Neal played in his first game with the Ravens in Week 1 against the Bengals, when he served as the back-up to Le'Ron McClain and helped the Ravens rush for 229 yards and recorded one reception for 13 yards. During Week 2, he carried the ball once for two yards and helped the Ravens hold the ball for 13:18 in the fourth quarter against the Browns. During Week 5, on the road against the Indianapolis Colts he subbed for McClain and helped protect rookie quarterback Joe Flacco, allowing him to set career-highs with a 73.7% completion and 241 passing yards. During Week 8 in Cleveland, Neal subbed for McClain and helped the Ravens rush for a season high 193 yards in the 37–27 victory. He also carried the ball once for two yards. In Week 10 (at the New York Giants), Neal started his first game as a Raven and helped protect Joe Flacco, allowing him to complete 60.6% of his passes and holding the Giants to just one sack.

===Oakland Raiders===
Neal was signed by the Oakland Raiders on May 8, 2009. He was waived/injured on August 19 to make room for safety Rashad Baker and subsequently reverted to injured reserve. He was released by the Raiders with an injury settlement on August 26. He was expected to push Oren O'Neal and Luke Lawton for the starting fullback job. In September 2009, Neal was selected to the Sporting News Magazines Team of the Decade for the 2000s.

===NFL statistics===
Rushing Statistics

| Year | Team | Games | Carries | Yards | Yards per carry | Longest carry | Touchdowns | First downs | Fumbles | Fumbles lost |
|---|---|---|---|---|---|---|---|---|---|---|
| 1993 | NO | 2 | 21 | 175 | 8.3 | 74 | 1 | 6 | 1 | 1 |
| 1994 | NO | 16 | 30 | 90 | 3.0 | 12 | 1 | 7 | 1 | 1 |
| 1995 | NO | 16 | 5 | 3 | 0.6 | 3 | 0 | 2 | 2 | 1 |
| 1996 | NO | 16 | 21 | 58 | 2.8 | 11 | 1 | 5 | 0 | 0 |
| 1997 | NYJ | 16 | 10 | 28 | 2.8 | 8 | 0 | 2 | 0 | 0 |
| 1998 | TB | 16 | 5 | 25 | 5.0 | 12 | 0 | 1 | 0 | 0 |
| 1999 | TEN | 16 | 2 | 1 | 0.5 | 1 | 1 | 1 | 0 | 0 |
| 2000 | TEN | 16 | 1 | -2 | -2.0 | -2 | 0 | 0 | 0 | 0 |
| 2001 | CIN | 16 | 5 | 10 | 2.0 | 4 | 0 | 0 | 0 | 0 |
| 2002 | CIN | 16 | 9 | 31 | 3.4 | 9 | 0 | 3 | 0 | 0 |
| 2003 | SD | 16 | 18 | 40 | 2.2 | 7 | 1 | 7 | 0 | 0 |
| 2004 | SD | 16 | 16 | 53 | 3.3 | 8 | 0 | 11 | 1 | 1 |
| 2005 | SD | 16 | 29 | 98 | 3.4 | 9 | 0 | 19 | 0 | 0 |
| 2006 | SD | 16 | 29 | 140 | 4.8 | 43 | 1 | 21 | 1 | 0 |
| 2007 | SD | 13 | 13 | 32 | 2.5 | 10 | 0 | 5 | 0 | 0 |
| 2008 | BAL | 16 | 12 | 25 | 2.1 | 5 | 0 | 6 | 0 | 0 |
| Career |  | 239 | 226 | 807 | 3.6 | 74 | 6 | 96 | 6 | 4 |

==Personal life==
Neal and wife Denisha have one son, Lorenzo Jr., and twin daughters, Nylya and Mia. Lorenzo Jr. played college football for the Purdue Boilermakers. After going undrafted in the NFL draft, Lorenzo Jr. was signed by the New Orleans Saints but was waived in August 2021. The Denver Broncos claimed Lorenzo Jr. off of waivers but he was waived during final roster cuts.

==Podcast==
Neal and Ray Oldhafer, long time cohort of Adam Carolla, started the NFL Podcast "Ray and Lorenzo" under Carolla Digital, which was launched on September 6, 2013.

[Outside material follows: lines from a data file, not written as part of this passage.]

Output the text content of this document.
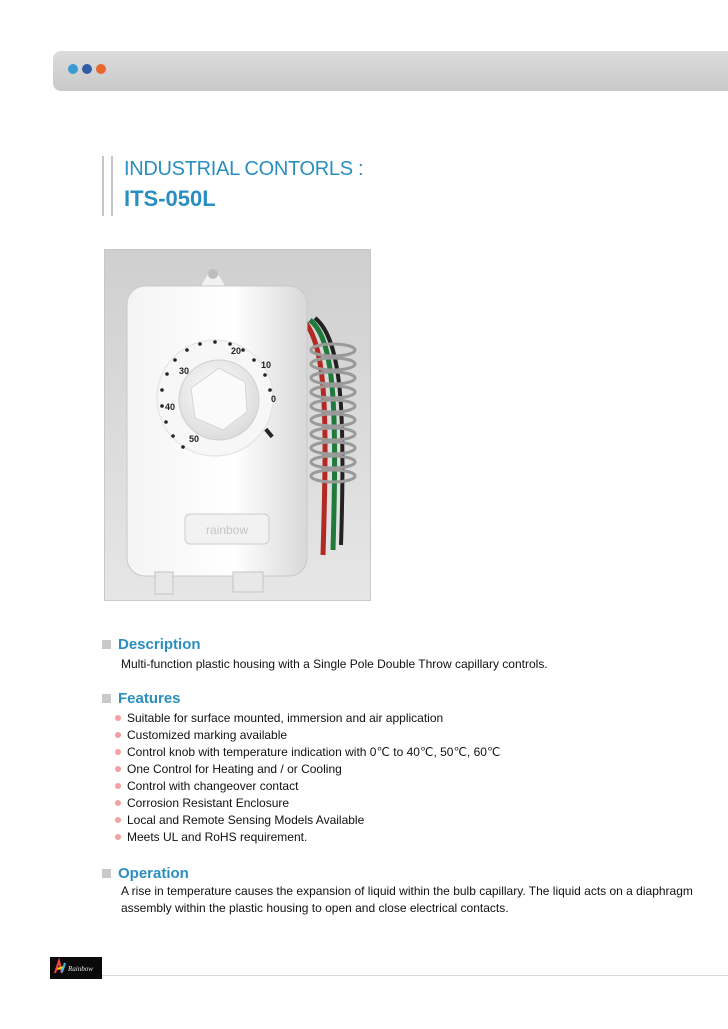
INDUSTRIAL CONTORLS :
ITS-050L
20
10
0
30
40
50
rainbow
Description
Multi-function plastic housing with a Single Pole Double Throw capillary controls.
Features
Suitable for surface mounted, immersion and air application
Customized marking available
Control knob with temperature indication with 0℃ to 40℃, 50℃, 60℃
One Control for Heating and / or Cooling
Control with changeover contact
Corrosion Resistant Enclosure
Local and Remote Sensing Models Available
Meets UL and RoHS requirement.
Operation
A rise in temperature causes the expansion of liquid within the bulb capillary. The liquid acts on a diaphragm
assembly within the plastic housing to open and close electrical contacts.
Rainbow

In 2018 Bleav podcast network launched a Chargers oriented podcast called "Bleav in Chargers". Since 2020 Lorenzo has hosted the podcast with Chargers beat writer Fernando Ramirez, who joined Lorenzo in February 2021.

==Radio career==
Neal was a co-host on the morning show Mornings with Joe, Lo, and Dibs on San Francisco radio station 95.7 The Game until 2020. He is now a guest/substitute host at the station.